Familienunternehmen setzt auf Nachhaltigkeit

„Wir sind jung, wir sind kreativ und wir wollten was Gemeinsames tun“, erzählt der Familienvater. Von der Idee, mit ökologisch unbedenklichen Duftkerzen Geld zu verdienen, waren sie schließlich beide überzeugt. Inzwischen hat das Paar zwei Mitarbeiter beschäftigt. Über einen Onlineshop vertreiben sie die Kerzen mittlerweile in ganz Europa. Jede ist ein Unikat mit einem unverwechselbaren Aroma, von dem kleinen Team selbst entworfen.

Wie ein international tätiges Unternehmen wirkt die kleine Manufaktur im Hinterhof allerdings nicht. Ein angenehm unaufdringlicher Duft liegt in der Luft, als Teoman Cevik die Tür öffnet. So, als hätte jemand frisch gewaschene Wäsche zum Trocknen aufgehängt. Auf den ersten Blick gibt es nicht viel zu sehen: ein kleiner Lagerraum, die eigentliche Produktionsstätte und ein Büro, in dem außer zwei Arbeitsplätzen eine Spiellandschaft für den 13 Monate alten Sohn des jungen Paares Platz findet. Praktisch: Die junge Familie wohnt in der Wohnung gleich nebenan.

Das hat den Vorteil, dass das Kind praktisch immer in der Nähe der Eltern ist. Allerdings sind Teoman und Cevik deshalb eigentlich auch immer in der Firma. Wenn der Kleine abends schäft, schneiden sie Kerzendochte zurecht oder feilen an den Texten für die Etiketten ihrer Duftkreationen. Nachhaltigkeit ist das, worauf die junge Familie besonderen Wert legt. Nicht nur im Privatleben, sondern vor allem auch bei der Produktion der Kerzen. Deren Trägermasse ist Sojawachs. „Paraffin steht ja im Verdacht, bei der Verbrennung schädliche Substanzen freizusetzen. Viele Menschen reagieren allergisch darauf. Das ist bei unseren Kerzen nicht der Fall“, sagt der junge Unternehmer.

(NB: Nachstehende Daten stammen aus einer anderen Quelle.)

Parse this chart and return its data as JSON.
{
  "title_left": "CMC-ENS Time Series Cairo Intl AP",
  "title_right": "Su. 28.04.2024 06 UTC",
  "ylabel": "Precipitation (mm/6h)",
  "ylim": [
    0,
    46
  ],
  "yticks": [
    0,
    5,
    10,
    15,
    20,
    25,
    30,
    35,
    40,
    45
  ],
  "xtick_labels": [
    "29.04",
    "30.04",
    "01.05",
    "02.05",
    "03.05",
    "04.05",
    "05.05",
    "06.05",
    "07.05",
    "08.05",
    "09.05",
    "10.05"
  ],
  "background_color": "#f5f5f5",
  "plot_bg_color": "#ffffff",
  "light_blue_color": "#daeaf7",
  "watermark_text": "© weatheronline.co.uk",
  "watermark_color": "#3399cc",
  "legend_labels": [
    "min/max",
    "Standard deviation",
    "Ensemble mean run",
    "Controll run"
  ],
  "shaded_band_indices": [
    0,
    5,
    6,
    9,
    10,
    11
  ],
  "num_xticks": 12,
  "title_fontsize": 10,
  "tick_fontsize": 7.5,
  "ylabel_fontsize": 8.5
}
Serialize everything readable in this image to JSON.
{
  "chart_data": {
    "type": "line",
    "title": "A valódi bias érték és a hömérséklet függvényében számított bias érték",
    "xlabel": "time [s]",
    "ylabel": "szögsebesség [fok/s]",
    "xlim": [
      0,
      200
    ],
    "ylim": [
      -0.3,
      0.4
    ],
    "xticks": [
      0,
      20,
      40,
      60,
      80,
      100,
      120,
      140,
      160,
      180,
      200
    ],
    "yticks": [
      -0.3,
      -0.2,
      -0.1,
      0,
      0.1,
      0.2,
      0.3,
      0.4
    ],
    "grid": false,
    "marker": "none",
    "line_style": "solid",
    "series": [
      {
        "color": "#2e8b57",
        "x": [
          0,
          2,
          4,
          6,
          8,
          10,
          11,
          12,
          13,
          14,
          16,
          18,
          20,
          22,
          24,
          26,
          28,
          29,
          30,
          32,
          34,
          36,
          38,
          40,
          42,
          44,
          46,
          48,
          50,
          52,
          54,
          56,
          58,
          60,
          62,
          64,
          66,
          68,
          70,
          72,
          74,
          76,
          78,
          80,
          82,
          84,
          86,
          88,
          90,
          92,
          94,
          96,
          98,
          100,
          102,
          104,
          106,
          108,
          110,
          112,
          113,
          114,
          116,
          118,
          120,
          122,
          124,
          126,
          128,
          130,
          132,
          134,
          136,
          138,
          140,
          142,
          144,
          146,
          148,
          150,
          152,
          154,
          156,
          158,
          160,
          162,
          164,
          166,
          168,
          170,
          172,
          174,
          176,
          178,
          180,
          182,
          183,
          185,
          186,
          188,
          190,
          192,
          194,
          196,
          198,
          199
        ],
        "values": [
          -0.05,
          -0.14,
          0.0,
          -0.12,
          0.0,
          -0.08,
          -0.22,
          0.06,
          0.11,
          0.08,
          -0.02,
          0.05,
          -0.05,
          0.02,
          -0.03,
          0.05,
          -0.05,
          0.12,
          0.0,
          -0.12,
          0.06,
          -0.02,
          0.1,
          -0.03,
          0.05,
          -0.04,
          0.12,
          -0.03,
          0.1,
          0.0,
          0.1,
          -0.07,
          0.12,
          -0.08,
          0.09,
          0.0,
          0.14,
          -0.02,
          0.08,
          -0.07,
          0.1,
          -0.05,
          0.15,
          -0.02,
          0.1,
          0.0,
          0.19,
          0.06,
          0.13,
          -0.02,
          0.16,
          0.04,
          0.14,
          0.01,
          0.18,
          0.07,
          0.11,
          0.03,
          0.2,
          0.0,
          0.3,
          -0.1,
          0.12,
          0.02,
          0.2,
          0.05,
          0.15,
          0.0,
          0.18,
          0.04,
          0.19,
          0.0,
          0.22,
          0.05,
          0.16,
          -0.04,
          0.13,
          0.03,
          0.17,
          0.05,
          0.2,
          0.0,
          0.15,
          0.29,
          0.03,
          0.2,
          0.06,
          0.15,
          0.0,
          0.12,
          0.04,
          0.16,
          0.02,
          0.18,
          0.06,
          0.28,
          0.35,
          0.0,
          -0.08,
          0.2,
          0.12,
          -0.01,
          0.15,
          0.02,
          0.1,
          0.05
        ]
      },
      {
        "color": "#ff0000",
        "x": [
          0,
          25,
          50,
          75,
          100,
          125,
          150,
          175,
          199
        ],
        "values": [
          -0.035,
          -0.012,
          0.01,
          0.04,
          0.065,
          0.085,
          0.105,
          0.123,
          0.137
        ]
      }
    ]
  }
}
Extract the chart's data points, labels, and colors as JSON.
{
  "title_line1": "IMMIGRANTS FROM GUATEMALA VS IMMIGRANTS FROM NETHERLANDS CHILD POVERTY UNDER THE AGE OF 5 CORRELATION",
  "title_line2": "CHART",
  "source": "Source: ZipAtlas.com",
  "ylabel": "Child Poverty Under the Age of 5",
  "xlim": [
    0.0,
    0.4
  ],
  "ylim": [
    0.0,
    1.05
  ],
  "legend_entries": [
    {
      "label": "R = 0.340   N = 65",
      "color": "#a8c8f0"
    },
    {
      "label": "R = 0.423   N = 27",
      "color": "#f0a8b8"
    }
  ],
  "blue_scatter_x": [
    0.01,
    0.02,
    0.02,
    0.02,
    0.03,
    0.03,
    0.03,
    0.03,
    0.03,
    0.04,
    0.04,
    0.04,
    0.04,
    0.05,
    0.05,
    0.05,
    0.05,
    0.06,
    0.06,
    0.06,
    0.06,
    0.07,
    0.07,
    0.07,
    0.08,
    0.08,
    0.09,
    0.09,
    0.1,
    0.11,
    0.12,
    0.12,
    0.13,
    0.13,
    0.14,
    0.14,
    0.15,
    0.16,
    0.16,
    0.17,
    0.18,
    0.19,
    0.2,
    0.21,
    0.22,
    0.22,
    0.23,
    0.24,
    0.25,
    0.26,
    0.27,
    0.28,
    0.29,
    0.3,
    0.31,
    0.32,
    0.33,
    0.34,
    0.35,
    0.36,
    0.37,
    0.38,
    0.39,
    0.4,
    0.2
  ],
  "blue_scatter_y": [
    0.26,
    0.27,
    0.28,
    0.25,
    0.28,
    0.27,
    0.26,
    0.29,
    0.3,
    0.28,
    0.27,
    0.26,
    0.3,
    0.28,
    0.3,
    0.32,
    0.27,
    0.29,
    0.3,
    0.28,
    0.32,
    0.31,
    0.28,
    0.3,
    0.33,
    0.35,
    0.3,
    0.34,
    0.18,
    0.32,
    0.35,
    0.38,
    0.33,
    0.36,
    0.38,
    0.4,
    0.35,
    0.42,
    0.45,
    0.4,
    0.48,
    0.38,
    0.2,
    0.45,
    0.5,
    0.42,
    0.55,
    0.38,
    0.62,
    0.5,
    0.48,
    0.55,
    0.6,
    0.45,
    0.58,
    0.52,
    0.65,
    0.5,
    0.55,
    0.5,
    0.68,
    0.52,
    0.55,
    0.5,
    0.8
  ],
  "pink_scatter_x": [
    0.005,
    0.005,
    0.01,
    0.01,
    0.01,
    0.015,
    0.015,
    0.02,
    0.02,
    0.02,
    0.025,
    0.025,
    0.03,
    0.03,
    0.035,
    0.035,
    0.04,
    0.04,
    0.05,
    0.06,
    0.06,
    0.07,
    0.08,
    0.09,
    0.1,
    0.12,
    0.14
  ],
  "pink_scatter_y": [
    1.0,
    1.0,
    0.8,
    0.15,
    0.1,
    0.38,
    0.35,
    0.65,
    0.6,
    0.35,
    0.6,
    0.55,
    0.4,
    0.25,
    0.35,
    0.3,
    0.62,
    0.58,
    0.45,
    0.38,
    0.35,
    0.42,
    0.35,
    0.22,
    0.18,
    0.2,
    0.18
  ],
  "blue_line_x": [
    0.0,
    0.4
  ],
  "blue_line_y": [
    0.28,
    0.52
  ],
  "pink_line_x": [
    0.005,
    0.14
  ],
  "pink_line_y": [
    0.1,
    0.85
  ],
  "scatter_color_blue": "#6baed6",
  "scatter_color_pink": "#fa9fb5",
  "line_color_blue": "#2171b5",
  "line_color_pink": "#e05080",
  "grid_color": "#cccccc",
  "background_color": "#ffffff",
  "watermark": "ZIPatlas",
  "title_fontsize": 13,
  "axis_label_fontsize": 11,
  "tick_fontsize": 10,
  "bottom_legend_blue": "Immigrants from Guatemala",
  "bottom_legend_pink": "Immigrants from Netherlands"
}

Start-up-Unternehmen als Experimentierfeld

Sojawachs ist eigentlich ein Abfallprodukt aus der Lebensmittelproduktion und seit ein paar Jahren ein Renner bei der nachhaltigen Kerzenherstellung. Anders als das Naturprodukt Bienenwachs sind die Kerzen auch für Menschen geeignet, die auf eine vegane Lebensweise achten. Das gilt auch für die anderen Zusätze. „Unsere Duftöle sind ohne jegliche Zusatzstoffe“, versichert der Firmenchef.

In der Kerzenmanufaktur werden rund 40 verschiedene Duftkerzen hergestellt. Eine brennt etwa 30 Stunden.  
In der Kerzenmanufaktur werden rund 40 verschiedene Duftkerzen hergestellt. Eine brennt etwa 30 Stunden.   © Elke Richel | Elke Richel

An der Herstellung der Trägermasse für die Kerzen und dem Verhältnis, in dem das Öl zugefügt wird, haben er und seine Frau lange getüftelt – und auch so manche Mischung in den Sand gesetzt. Mal war das Wachs zu heiß geworden, mal stimmte die zugesetzte Menge des Öles nicht, und mal mussten sie sich über Luftblasen im Glas ärgern. „Man braucht da schon eine gewisse Erfahrung und vor allem Fingerspitzengefühl“, sagt Teoman Cevik.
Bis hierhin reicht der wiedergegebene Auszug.